I have been trying to consider how current methods for studying gene interactions address multiallelic SNPs and am struggling to find explicit published discussion of the issue. I believe the joint distribution for the genotypic data following interaction between two SNPs can be expressed with the table:
SNP2
BB Bb bb
SNP1 AA AABB AABb AAbb
Aa AaBB AaBb Aabb
aa aaBB aaBb aabb
To give a concrete example. Consider two biallelic SNPs rs1200 (A and G variants) and rs801 (C and G variants).
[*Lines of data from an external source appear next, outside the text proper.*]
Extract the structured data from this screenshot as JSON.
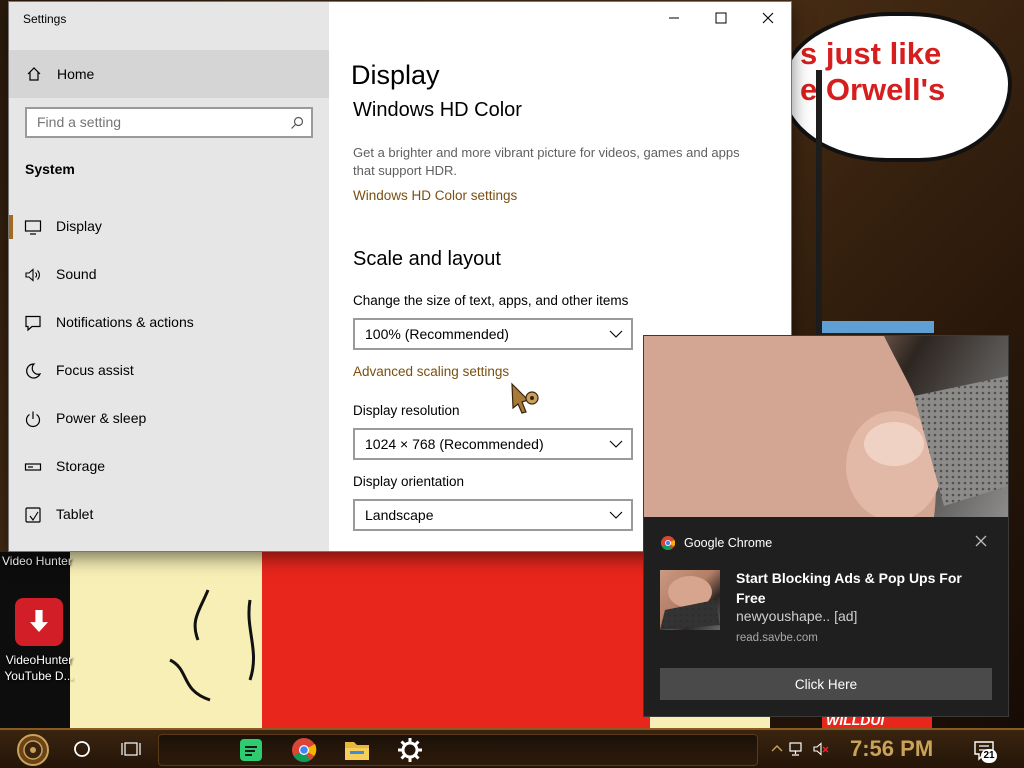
{
  "wallpaper": {
    "bubble_text": "s just like\ne Orwell's",
    "bottom_banner_text": "WILLDUI"
  },
  "desktop": {
    "top_label": "Video Hunter",
    "icons": [
      {
        "label": "VideoHunter\nYouTube D...",
        "icon": "videohunter-icon"
      }
    ]
  },
  "settings": {
    "window_title": "Settings",
    "home_label": "Home",
    "search_placeholder": "Find a setting",
    "section_title": "System",
    "nav_items": [
      {
        "label": "Display",
        "icon": "monitor-icon",
        "active": true
      },
      {
        "label": "Sound",
        "icon": "speaker-icon",
        "active": false
      },
      {
        "label": "Notifications & actions",
        "icon": "notification-icon",
        "active": false
      },
      {
        "label": "Focus assist",
        "icon": "moon-icon",
        "active": false
      },
      {
        "label": "Power & sleep",
        "icon": "power-icon",
        "active": false
      },
      {
        "label": "Storage",
        "icon": "storage-icon",
        "active": false
      },
      {
        "label": "Tablet",
        "icon": "tablet-icon",
        "active": false
      }
    ],
    "page_title": "Display",
    "hd_color": {
      "heading": "Windows HD Color",
      "description": "Get a brighter and more vibrant picture for videos, games and apps that support HDR.",
      "link": "Windows HD Color settings"
    },
    "scale_layout": {
      "heading": "Scale and layout",
      "size_label": "Change the size of text, apps, and other items",
      "size_value": "100% (Recommended)",
      "advanced_link": "Advanced scaling settings",
      "resolution_label": "Display resolution",
      "resolution_value": "1024 × 768 (Recommended)",
      "orientation_label": "Display orientation",
      "orientation_value": "Landscape"
    }
  },
  "notification": {
    "app_name": "Google Chrome",
    "title": "Start Blocking Ads & Pop Ups For Free",
    "body": "newyoushape.. [ad]",
    "source": "read.savbe.com",
    "button_label": "Click Here"
  },
  "taskbar": {
    "pinned_apps": [
      "spotify-icon",
      "chrome-icon",
      "file-explorer-icon",
      "settings-gear-icon"
    ],
    "clock": "7:56 PM",
    "notification_count": "21"
  },
  "colors": {
    "accent_link": "#7a4f10",
    "taskbar_clock": "#c9a35a",
    "active_nav_bar": "#a06a24"
  }
}
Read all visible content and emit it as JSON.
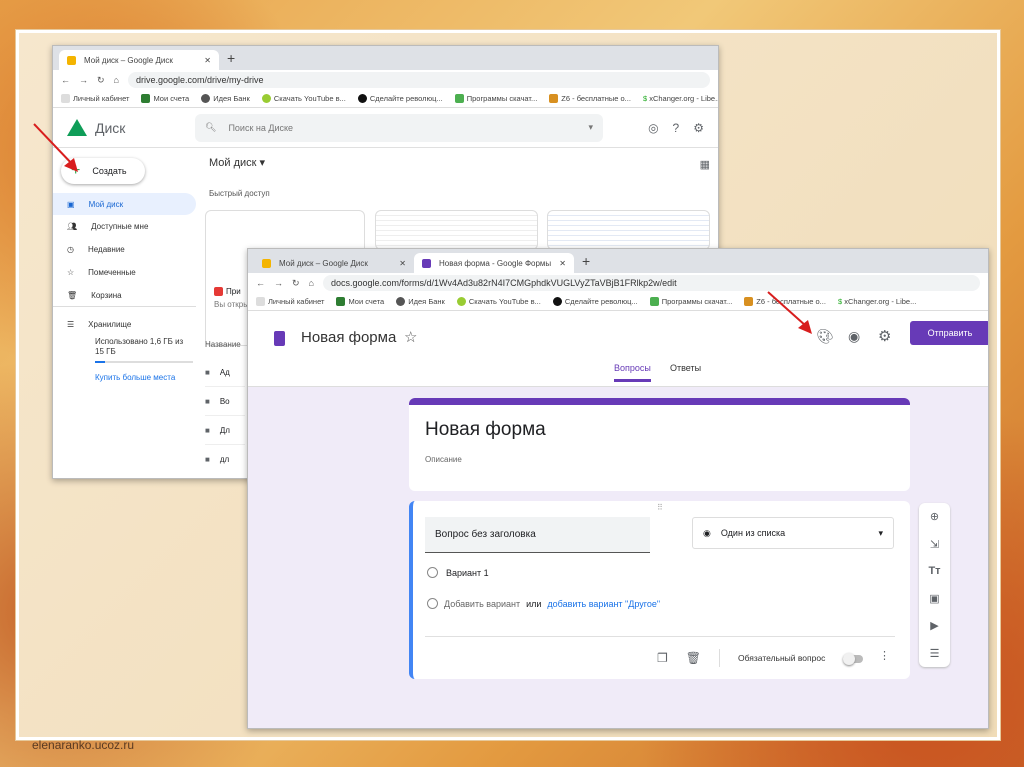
{
  "site": "elenaranko.ucoz.ru",
  "bookmarks": [
    "Личный кабинет",
    "Мои счета",
    "Идея Банк",
    "Скачать YouTube в...",
    "Сделайте революц...",
    "Программы скачат...",
    "Z6 - бесплатные о...",
    "xChanger.org - Libe..."
  ],
  "drive": {
    "tab_title": "Мой диск – Google Диск",
    "url": "drive.google.com/drive/my-drive",
    "logo": "Диск",
    "search_placeholder": "Поиск на Диске",
    "create": "Создать",
    "nav": [
      "Мой диск",
      "Доступные мне",
      "Недавние",
      "Помеченные",
      "Корзина"
    ],
    "storage_label": "Хранилище",
    "storage_text": "Использовано 1,6 ГБ из 15 ГБ",
    "storage_fraction": 0.1,
    "buy": "Купить больше места",
    "heading": "Мой диск",
    "quick": "Быстрый доступ",
    "file_name": "При",
    "file_sub": "Вы откры",
    "col_name": "Название",
    "folders": [
      "Ад",
      "Во",
      "Дл",
      "дл"
    ]
  },
  "forms": {
    "tab1": "Мой диск – Google Диск",
    "tab2": "Новая форма - Google Формы",
    "url": "docs.google.com/forms/d/1Wv4Ad3u82rN4I7CMGphdkVUGLVyZTaVBjB1FRlkp2w/edit",
    "title": "Новая форма",
    "send": "Отправить",
    "tabs": [
      "Вопросы",
      "Ответы"
    ],
    "form_title": "Новая форма",
    "description": "Описание",
    "question": "Вопрос без заголовка",
    "type": "Один из списка",
    "option1": "Вариант 1",
    "add_option": "Добавить вариант",
    "or": "или",
    "add_other": "добавить вариант \"Другое\"",
    "required": "Обязательный вопрос",
    "accent": "#673ab7"
  }
}
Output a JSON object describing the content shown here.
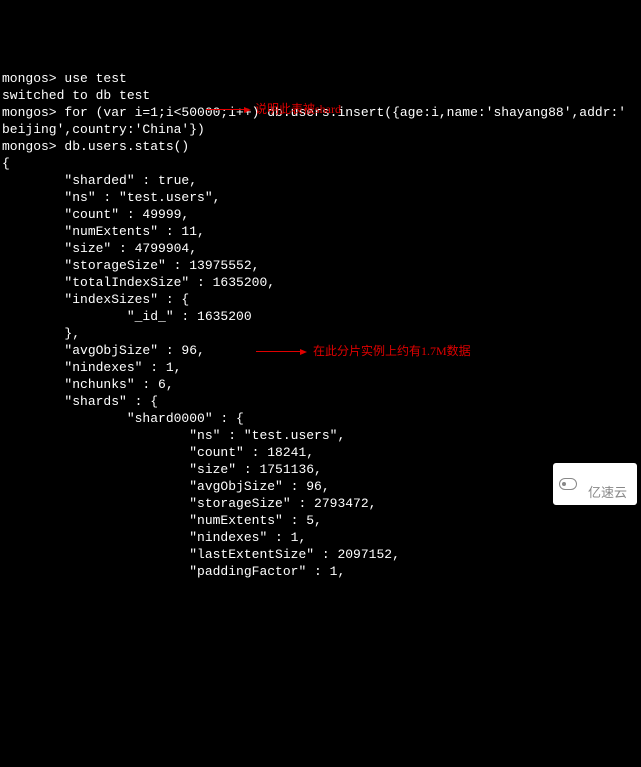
{
  "lines": [
    "mongos> use test",
    "switched to db test",
    "mongos> for (var i=1;i<50000;i++) db.users.insert({age:i,name:'shayang88',addr:'",
    "beijing',country:'China'})",
    "mongos> db.users.stats()",
    "{",
    "        \"sharded\" : true,",
    "        \"ns\" : \"test.users\",",
    "        \"count\" : 49999,",
    "        \"numExtents\" : 11,",
    "        \"size\" : 4799904,",
    "        \"storageSize\" : 13975552,",
    "        \"totalIndexSize\" : 1635200,",
    "        \"indexSizes\" : {",
    "                \"_id_\" : 1635200",
    "        },",
    "        \"avgObjSize\" : 96,",
    "        \"nindexes\" : 1,",
    "        \"nchunks\" : 6,",
    "        \"shards\" : {",
    "                \"shard0000\" : {",
    "                        \"ns\" : \"test.users\",",
    "                        \"count\" : 18241,",
    "                        \"size\" : 1751136,",
    "                        \"avgObjSize\" : 96,",
    "                        \"storageSize\" : 2793472,",
    "                        \"numExtents\" : 5,",
    "                        \"nindexes\" : 1,",
    "                        \"lastExtentSize\" : 2097152,",
    "                        \"paddingFactor\" : 1,"
  ],
  "annotations": {
    "sharded_note": "说明此表被shard",
    "shard0000_note": "在此分片实例上约有1.7M数据"
  },
  "watermark": "亿速云"
}
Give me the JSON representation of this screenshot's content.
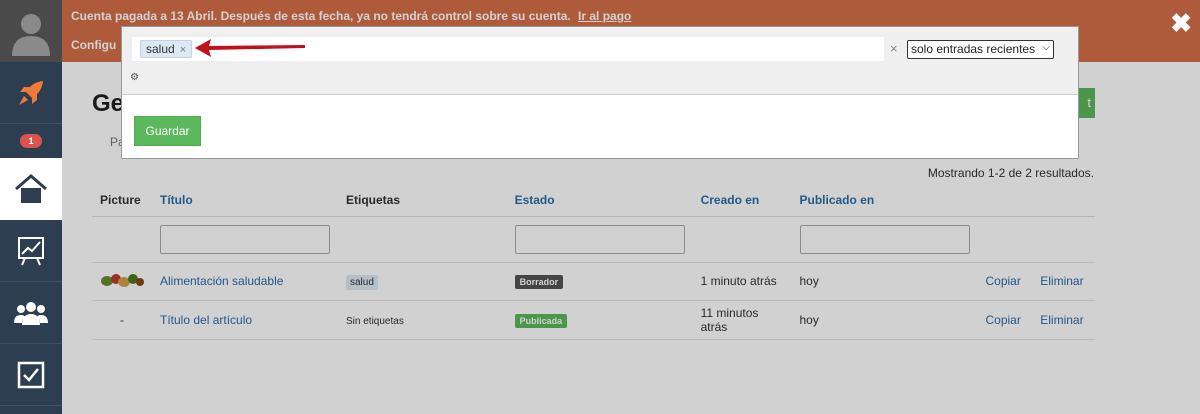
{
  "banner": {
    "message": "Cuenta pagada a 13 Abril. Después de esta fecha, ya no tendrá control sobre su cuenta.",
    "link": "Ir al pago",
    "config": "Configu"
  },
  "sidebar": {
    "badge_count": "1",
    "items": [
      {
        "icon": "avatar-icon"
      },
      {
        "icon": "rocket-icon"
      },
      {
        "icon": "home-icon"
      },
      {
        "icon": "chart-icon"
      },
      {
        "icon": "users-icon"
      },
      {
        "icon": "checkbox-icon"
      }
    ]
  },
  "page": {
    "title": "Ge",
    "new_button": "t",
    "tab_hint": "Pa",
    "results": "Mostrando 1-2 de 2 resultados."
  },
  "table": {
    "headers": [
      "Picture",
      "Título",
      "Etiquetas",
      "Estado",
      "Creado en",
      "Publicado en"
    ],
    "rows": [
      {
        "picture": "",
        "title": "Alimentación saludable",
        "tags": "salud",
        "status": "Borrador",
        "created": "1 minuto atrás",
        "published": "hoy",
        "copy": "Copiar",
        "delete": "Eliminar"
      },
      {
        "picture": "-",
        "title": "Título del artículo",
        "tags": "Sin etiquetas",
        "status": "Publicada",
        "created": "11 minutos atrás",
        "published": "hoy",
        "copy": "Copiar",
        "delete": "Eliminar"
      }
    ]
  },
  "modal": {
    "chip_label": "salud",
    "chip_remove": "×",
    "clear": "×",
    "select_value": "solo entradas recientes",
    "save_label": "Guardar"
  },
  "colors": {
    "banner": "#d5704a",
    "sidebar": "#2c3e50",
    "accent_green": "#5cb85c",
    "link_blue": "#2a6da8",
    "arrow_red": "#c0121b"
  }
}
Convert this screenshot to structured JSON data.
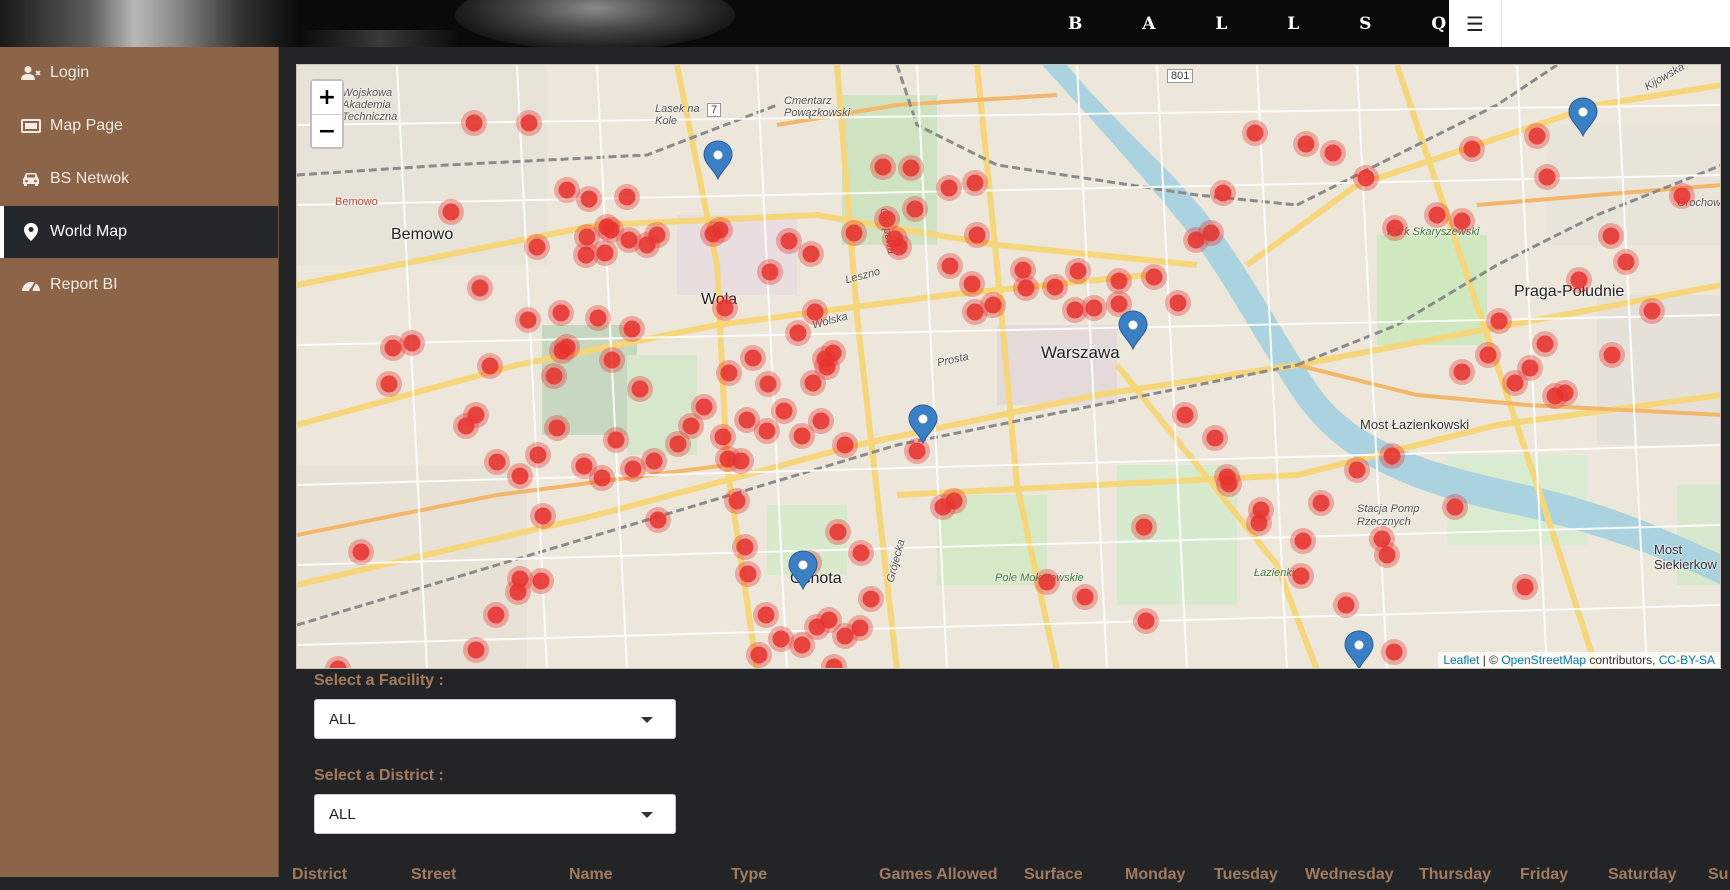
{
  "header": {
    "brand": "B A L L S Q U A D",
    "menu_icon": "hamburger-icon",
    "menu_glyph": "☰"
  },
  "sidebar": {
    "items": [
      {
        "label": "Login",
        "icon": "user-login-icon"
      },
      {
        "label": "Map Page",
        "icon": "map-page-icon"
      },
      {
        "label": "BS Netwok",
        "icon": "car-icon"
      },
      {
        "label": "World Map",
        "icon": "map-marker-icon",
        "active": true
      },
      {
        "label": "Report BI",
        "icon": "dashboard-icon"
      }
    ]
  },
  "map": {
    "zoom_in": "+",
    "zoom_out": "−",
    "labels": {
      "bemowo": "Bemowo",
      "bemowo_small": "Bemowo",
      "wola": "Wola",
      "warszawa": "Warszawa",
      "praga": "Praga-Południe",
      "ochota": "Ochota",
      "most": "Most Łazienkowski",
      "most_siek": "Most Siekierkow",
      "cmentarz": "Cmentarz Powązkowski",
      "lasek": "Lasek na Kole",
      "wojskowa": "Wojskowa Akademia Techniczna",
      "park": "Park Skaryszewski",
      "pole": "Pole Mokotowskie",
      "lazienki": "Łazienki",
      "stacja": "Stacja Pomp Rzecznych",
      "road_801": "801",
      "road_7": "7",
      "kijowska": "Kijowska",
      "grochowska": "Grochowsk",
      "okopowa": "Okopowa",
      "leszno": "Leszno",
      "wolska": "Wolska",
      "prosta": "Prosta",
      "grojecka": "Grójecka"
    },
    "attribution": {
      "leaflet": "Leaflet",
      "sep": " | © ",
      "osm": "OpenStreetMap",
      "contrib": " contributors, ",
      "license": "CC-BY-SA"
    },
    "marker_color": "#e8322e",
    "pin_color": "#3b7fc4"
  },
  "filters": {
    "facility_label": "Select a Facility :",
    "facility_value": "ALL",
    "district_label": "Select a District :",
    "district_value": "ALL"
  },
  "table": {
    "headers": [
      "District",
      "Street",
      "Name",
      "Type",
      "Games Allowed",
      "Surface",
      "Monday",
      "Tuesday",
      "Wednesday",
      "Thursday",
      "Friday",
      "Saturday",
      "Su"
    ]
  }
}
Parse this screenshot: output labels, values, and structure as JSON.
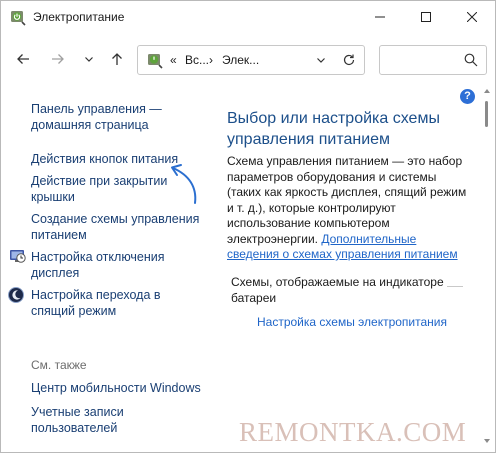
{
  "window": {
    "title": "Электропитание"
  },
  "address_bar": {
    "overflow_label": "«",
    "segments": [
      "Вс...",
      "Элек..."
    ],
    "separator": "›"
  },
  "sidebar": {
    "items": [
      {
        "label_line1": "Панель управления —",
        "label_line2": "домашняя страница"
      },
      {
        "label_line1": "Действия кнопок питания"
      },
      {
        "label_line1": "Действие при закрытии",
        "label_line2": "крышки"
      },
      {
        "label_line1": "Создание схемы управления",
        "label_line2": "питанием"
      },
      {
        "label_line1": "Настройка отключения",
        "label_line2": "дисплея",
        "icon": "display-timer-icon"
      },
      {
        "label_line1": "Настройка перехода в",
        "label_line2": "спящий режим",
        "icon": "sleep-moon-icon"
      }
    ],
    "see_also": {
      "heading": "См. также",
      "items": [
        {
          "label_line1": "Центр мобильности Windows"
        },
        {
          "label_line1": "Учетные записи",
          "label_line2": "пользователей"
        }
      ]
    }
  },
  "main": {
    "title_line1": "Выбор или настройка схемы",
    "title_line2": "управления питанием",
    "description_lines": [
      "Схема управления питанием — это набор",
      "параметров оборудования и системы",
      "(таких как яркость дисплея, спящий режим",
      "и т. д.), которые контролируют",
      "использование компьютером",
      "электроэнергии."
    ],
    "description_link_line1": "Дополнительные",
    "description_link_line2": "сведения о схемах управления питанием",
    "schemes_label_line1": "Схемы, отображаемые на индикаторе",
    "schemes_label_line2": "батареи",
    "configure_link": "Настройка схемы электропитания",
    "help_label": "?"
  },
  "watermark": "REMONTKA.COM",
  "colors": {
    "link": "#1a3f73",
    "title": "#1c4f8a",
    "hyperlink": "#1f65c8",
    "annotation_arrow": "#2b6fd0",
    "watermark": "#d9c0b8"
  }
}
The joint distribution for these SNPs is therefore:
rs801
CC CG GG
rs1200 AA AACC AACG AAGG
AG AGCC AGCC AGGG
GG GGCC GGCG GGGG
Assuming we now seek to compare rs1029256 to a triallelic SNP rs1029256 with variants A, C and T. I believe the following joint distribution is required for unphased genotypes:
rs1029256
AA AC AT CC CT TT
rs1200 AA AAAA AAAC AAAT AACC AACT AATT
AG AGAA AGAC AGAT AGCC AGCT AGTT
GG GGAA GGAC GGAT GGCC GGCT GGTT
The large number of possible combinations must quickly increase the complexity of the problem and for many methods I imagine it is not possible to deal with them as for biallelic SNPs. Are these generally dropped from the analysis or re-coded so that all minor SNPs are grouped?
Thanks for any help you can provide.